By Guillermo Porras
Baking is an adventure! It is exciting to see different ingredients transformed into something both beautiful and delicious. The last few weeks have been perfect for baking, with lots of free time and weather that invited me to be creative.
In the beginning of my baking apprenticeship, I was inspired by my grandmother in Costa Rica. She was a great cook: no recipes, no cookbooks. Everything she cooked was from her heart. Her hands were the measurements she used to make the most delicious food around, making her famous in her town. Every day, she would go to the market to pick up the fruits and vegetables and meat that she would use to make that day’s meals. Using natural ingredients, she cooked by the season, with different kinds of food according to the calendar.
The family used to get together at my grandmother’s house in Alajuela on holidays like Easter and Mother’s Day. She was the pillar of the family, and it was a perfect way to bring us together. She was a hard worker, spoiling us with her love. On celebrations like Christmas, she made the most delicious tamales I have ever eaten. One of my sisters was smart enough to write down my grandmother’s instructions on how to make tamales. It’s a long process that requires lots of dedication. But my grandmother never baked. In her time, baking was considered an art for ladies from high society. One Christmas, my uncle gave my grandmother a cookbook. She gave it to me, saying “I want you have this book because I know it will help you develop your talent for baking.” She was a poor woman, who had raised three kids by herself, and she had nothing valuable, so she wanted to give me the book as an inheritance, a remembrance of her. After that, at every family event, I was in charge of the desserts.

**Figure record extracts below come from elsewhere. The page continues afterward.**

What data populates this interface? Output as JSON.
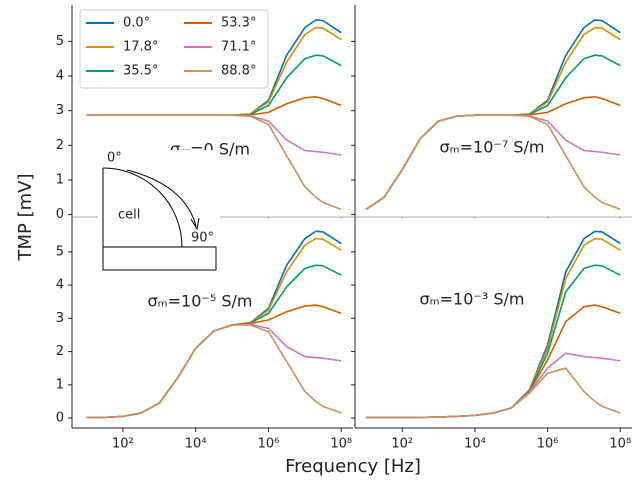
{
  "figure": {
    "xlabel": "Frequency [Hz]",
    "ylabel": "TMP [mV]"
  },
  "inset": {
    "start_label": "0°",
    "end_label": "90°",
    "cell_label": "cell"
  },
  "chart_data": [
    {
      "type": "line",
      "annotation": "σₘ=0 S/m",
      "x_scale": "log",
      "legend": "upper left",
      "xtick_labels": false,
      "ytick_labels": true,
      "xlim": [
        4,
        210000000
      ],
      "ylim": [
        -0.3,
        6.05
      ],
      "xticks": [
        {
          "value": 100,
          "label": "10²"
        },
        {
          "value": 10000,
          "label": "10⁴"
        },
        {
          "value": 1000000,
          "label": "10⁶"
        },
        {
          "value": 100000000,
          "label": "10⁸"
        }
      ],
      "yticks": [
        0,
        1,
        2,
        3,
        4,
        5
      ],
      "x": [
        10,
        31.6,
        100,
        316,
        1000,
        3160,
        10000,
        31600,
        100000,
        316000,
        1000000,
        3160000,
        10000000,
        20000000,
        31600000,
        100000000
      ],
      "series": [
        {
          "name": "0.0°",
          "color": "#0173b2",
          "values": [
            2.87,
            2.87,
            2.87,
            2.87,
            2.87,
            2.87,
            2.87,
            2.87,
            2.87,
            2.9,
            3.3,
            4.6,
            5.4,
            5.62,
            5.6,
            5.25
          ]
        },
        {
          "name": "17.8°",
          "color": "#de8f05",
          "values": [
            2.87,
            2.87,
            2.87,
            2.87,
            2.87,
            2.87,
            2.87,
            2.87,
            2.87,
            2.9,
            3.25,
            4.4,
            5.2,
            5.4,
            5.38,
            5.05
          ]
        },
        {
          "name": "35.5°",
          "color": "#029e73",
          "values": [
            2.87,
            2.87,
            2.87,
            2.87,
            2.87,
            2.87,
            2.87,
            2.87,
            2.87,
            2.89,
            3.15,
            3.95,
            4.5,
            4.6,
            4.58,
            4.3
          ]
        },
        {
          "name": "53.3°",
          "color": "#d55e00",
          "values": [
            2.87,
            2.87,
            2.87,
            2.87,
            2.87,
            2.87,
            2.87,
            2.87,
            2.87,
            2.88,
            2.95,
            3.2,
            3.37,
            3.4,
            3.35,
            3.15
          ]
        },
        {
          "name": "71.1°",
          "color": "#cc78bc",
          "values": [
            2.87,
            2.87,
            2.87,
            2.87,
            2.87,
            2.87,
            2.87,
            2.87,
            2.87,
            2.85,
            2.7,
            2.15,
            1.85,
            1.82,
            1.8,
            1.72
          ]
        },
        {
          "name": "88.8°",
          "color": "#ca9161",
          "values": [
            2.87,
            2.87,
            2.87,
            2.87,
            2.87,
            2.87,
            2.87,
            2.87,
            2.87,
            2.84,
            2.6,
            1.7,
            0.8,
            0.5,
            0.35,
            0.15
          ]
        }
      ]
    },
    {
      "type": "line",
      "annotation": "σₘ=10⁻⁷ S/m",
      "x_scale": "log",
      "xtick_labels": false,
      "ytick_labels": false,
      "xlim": [
        5,
        210000000
      ],
      "ylim": [
        -0.3,
        6.05
      ],
      "xticks": [
        {
          "value": 100,
          "label": "10²"
        },
        {
          "value": 10000,
          "label": "10⁴"
        },
        {
          "value": 1000000,
          "label": "10⁶"
        },
        {
          "value": 100000000,
          "label": "10⁸"
        }
      ],
      "yticks": [
        0,
        1,
        2,
        3,
        4,
        5
      ],
      "x": [
        10,
        31.6,
        100,
        316,
        1000,
        3160,
        10000,
        31600,
        100000,
        316000,
        1000000,
        3160000,
        10000000,
        20000000,
        31600000,
        100000000
      ],
      "series": [
        {
          "color": "#0173b2",
          "values": [
            0.15,
            0.5,
            1.3,
            2.2,
            2.7,
            2.84,
            2.87,
            2.87,
            2.87,
            2.9,
            3.3,
            4.6,
            5.4,
            5.62,
            5.6,
            5.25
          ]
        },
        {
          "color": "#de8f05",
          "values": [
            0.15,
            0.5,
            1.3,
            2.2,
            2.7,
            2.84,
            2.87,
            2.87,
            2.87,
            2.9,
            3.25,
            4.4,
            5.2,
            5.4,
            5.38,
            5.05
          ]
        },
        {
          "color": "#029e73",
          "values": [
            0.15,
            0.5,
            1.3,
            2.2,
            2.7,
            2.84,
            2.87,
            2.87,
            2.87,
            2.89,
            3.15,
            3.95,
            4.5,
            4.6,
            4.58,
            4.3
          ]
        },
        {
          "color": "#d55e00",
          "values": [
            0.15,
            0.5,
            1.3,
            2.2,
            2.7,
            2.84,
            2.87,
            2.87,
            2.87,
            2.88,
            2.95,
            3.2,
            3.37,
            3.4,
            3.35,
            3.15
          ]
        },
        {
          "color": "#cc78bc",
          "values": [
            0.15,
            0.5,
            1.3,
            2.2,
            2.7,
            2.84,
            2.87,
            2.87,
            2.87,
            2.85,
            2.7,
            2.15,
            1.85,
            1.82,
            1.8,
            1.72
          ]
        },
        {
          "color": "#ca9161",
          "values": [
            0.15,
            0.5,
            1.3,
            2.2,
            2.7,
            2.84,
            2.87,
            2.87,
            2.87,
            2.84,
            2.6,
            1.7,
            0.8,
            0.5,
            0.35,
            0.15
          ]
        }
      ]
    },
    {
      "type": "line",
      "annotation": "σₘ=10⁻⁵ S/m",
      "x_scale": "log",
      "xtick_labels": true,
      "ytick_labels": true,
      "xlim": [
        4,
        210000000
      ],
      "ylim": [
        -0.3,
        6.05
      ],
      "xticks": [
        {
          "value": 100,
          "label": "10²"
        },
        {
          "value": 10000,
          "label": "10⁴"
        },
        {
          "value": 1000000,
          "label": "10⁶"
        },
        {
          "value": 100000000,
          "label": "10⁸"
        }
      ],
      "yticks": [
        0,
        1,
        2,
        3,
        4,
        5
      ],
      "x": [
        10,
        31.6,
        100,
        316,
        1000,
        3160,
        10000,
        31600,
        100000,
        316000,
        1000000,
        3160000,
        10000000,
        20000000,
        31600000,
        100000000
      ],
      "series": [
        {
          "color": "#0173b2",
          "values": [
            0.02,
            0.02,
            0.05,
            0.15,
            0.45,
            1.2,
            2.1,
            2.62,
            2.8,
            2.87,
            3.3,
            4.6,
            5.4,
            5.62,
            5.6,
            5.25
          ]
        },
        {
          "color": "#de8f05",
          "values": [
            0.02,
            0.02,
            0.05,
            0.15,
            0.45,
            1.2,
            2.1,
            2.62,
            2.8,
            2.87,
            3.25,
            4.4,
            5.2,
            5.4,
            5.38,
            5.05
          ]
        },
        {
          "color": "#029e73",
          "values": [
            0.02,
            0.02,
            0.05,
            0.15,
            0.45,
            1.2,
            2.1,
            2.62,
            2.8,
            2.86,
            3.15,
            3.95,
            4.5,
            4.6,
            4.58,
            4.3
          ]
        },
        {
          "color": "#d55e00",
          "values": [
            0.02,
            0.02,
            0.05,
            0.15,
            0.45,
            1.2,
            2.1,
            2.62,
            2.8,
            2.85,
            2.95,
            3.2,
            3.37,
            3.4,
            3.35,
            3.15
          ]
        },
        {
          "color": "#cc78bc",
          "values": [
            0.02,
            0.02,
            0.05,
            0.15,
            0.45,
            1.2,
            2.1,
            2.62,
            2.8,
            2.82,
            2.7,
            2.15,
            1.85,
            1.82,
            1.8,
            1.72
          ]
        },
        {
          "color": "#ca9161",
          "values": [
            0.02,
            0.02,
            0.05,
            0.15,
            0.45,
            1.2,
            2.1,
            2.62,
            2.8,
            2.8,
            2.6,
            1.7,
            0.8,
            0.5,
            0.35,
            0.15
          ]
        }
      ]
    },
    {
      "type": "line",
      "annotation": "σₘ=10⁻³ S/m",
      "x_scale": "log",
      "xtick_labels": true,
      "ytick_labels": false,
      "xlim": [
        5,
        210000000
      ],
      "ylim": [
        -0.3,
        6.05
      ],
      "xticks": [
        {
          "value": 100,
          "label": "10²"
        },
        {
          "value": 10000,
          "label": "10⁴"
        },
        {
          "value": 1000000,
          "label": "10⁶"
        },
        {
          "value": 100000000,
          "label": "10⁸"
        }
      ],
      "yticks": [
        0,
        1,
        2,
        3,
        4,
        5
      ],
      "x": [
        10,
        31.6,
        100,
        316,
        1000,
        3160,
        10000,
        31600,
        100000,
        316000,
        1000000,
        3160000,
        10000000,
        20000000,
        31600000,
        100000000
      ],
      "series": [
        {
          "color": "#0173b2",
          "values": [
            0.02,
            0.02,
            0.02,
            0.02,
            0.03,
            0.05,
            0.08,
            0.15,
            0.3,
            0.85,
            2.2,
            4.4,
            5.4,
            5.62,
            5.6,
            5.25
          ]
        },
        {
          "color": "#de8f05",
          "values": [
            0.02,
            0.02,
            0.02,
            0.02,
            0.03,
            0.05,
            0.08,
            0.15,
            0.3,
            0.84,
            2.1,
            4.2,
            5.2,
            5.4,
            5.38,
            5.05
          ]
        },
        {
          "color": "#029e73",
          "values": [
            0.02,
            0.02,
            0.02,
            0.02,
            0.03,
            0.05,
            0.08,
            0.15,
            0.3,
            0.82,
            1.95,
            3.8,
            4.5,
            4.6,
            4.58,
            4.3
          ]
        },
        {
          "color": "#d55e00",
          "values": [
            0.02,
            0.02,
            0.02,
            0.02,
            0.03,
            0.05,
            0.08,
            0.15,
            0.3,
            0.8,
            1.75,
            2.9,
            3.35,
            3.4,
            3.35,
            3.15
          ]
        },
        {
          "color": "#cc78bc",
          "values": [
            0.02,
            0.02,
            0.02,
            0.02,
            0.03,
            0.05,
            0.08,
            0.15,
            0.3,
            0.78,
            1.5,
            1.95,
            1.85,
            1.82,
            1.8,
            1.72
          ]
        },
        {
          "color": "#ca9161",
          "values": [
            0.02,
            0.02,
            0.02,
            0.02,
            0.03,
            0.05,
            0.08,
            0.15,
            0.3,
            0.75,
            1.35,
            1.5,
            0.8,
            0.5,
            0.35,
            0.15
          ]
        }
      ]
    }
  ]
}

During the same years, when my mother tried to make a cake for coffee in the afternoon, I was always next to her, interested and watching. She was trying to learn how to bake herself: sometimes it worked and sometimes it didn’t. My mother was like an artist who didn’t want to follow the rules, but I was more precise. My mother saw my interest in learning how to bake, and she wanted me to get good instruction. So she introduced me to a TV cooking show with Tía Florita, an elegant Costa Rican chef with great style. We loved her personality and recipes, and with time and practice, I became more adventurous in baking, trying out different recipes.
Ever since, I have enjoyed baking. I don’t do complicated, sophisticated recipes, just basic baking, but I have gotten good at that. This month, I have been trying different dessert recipes. My favorite is a very simple pound cake, which is easy to bake. The recipe below is from Tia Florita’s show, which I still watch; she is still very stylish, but not pretentious. I enjoy sharing it with my husband Todd and our close neighbors, all of whom have a sweet tooth. The cake is delicious, and if you follow the recipe exactly, the results will be a perfect summer dessert to serve to family and friends. Buen Provecho!
Have all ingredients at room temperature 70°F
Preheat the oven to 350°F
Oven rack at third level.
Grease and flour one 12-cup loaf pan.
In a large bowl, beat until creamy 2 sticks of unsalted butter.
Gradually add 2 cups of sugar, sometimes scraping the sides of the bowl, and beat on high speed until the mixture get lightened in texture and color.
Then, one at the time, add the egg yolks and beat until the mixture get fluffy and light.
Still on high speed, add the 1 cup of sour cream until everything is mixed.
Reduce the speed to low and gradually dribble 1 tablespoon at a time the dry ingredients and use a rubber spatula to scrape the sides of the bowl as necessary.
Add to the batter 1 teaspoon vanilla and 1 teaspoon grated lemon zest.
In a separate bowl beat the 6 egg whites on high speed until the peaks are glossy and stiff and add into the batter, in 4 parts, stirring by hand using a rubber spatula. Be sure it is well mixed .
Scrape the batter into the pan and spread evenly.
Bake for 40 minutes at 350° F and 15 minutes more at 325°F until a toothpick inserted into the center comes out clean.
Let cool in the pan on a rack for 10-15 minutes.
Slide a thin knife around the cake to detach from the pan. Invert the cake and let cool right side up on the rack until room temperature.
Guillermo Porras was a New Year’s baby, inaugurating the great decade of the 60’s. He was born in San José, the capital of Costa Rica and went to school at the University of Costa Rica, where he graduated as an architect . Guillermo worked as an architect with the top architects in Costa Rica; additionally, he taught architectural drawing in a technological high school for students training to be architects. In 2000, Guillermo moved to New York City looking for opportunities in architecture. In 2002, he got what he describes at “the big project of my life, meeting his future husband, Todd MacDonald, who is also an architect. Says Guillermo, ‘’We got married in 2012, thanks to Edie Windsor , Hillary Clinton and President Obama, who always supported civil rights for the LGBTQ community. We love to enjoy desserts and pastries as part of a good meal . And anytime we have the opportunity to travel overseas, we enjoy tasting local food and of course sweets.”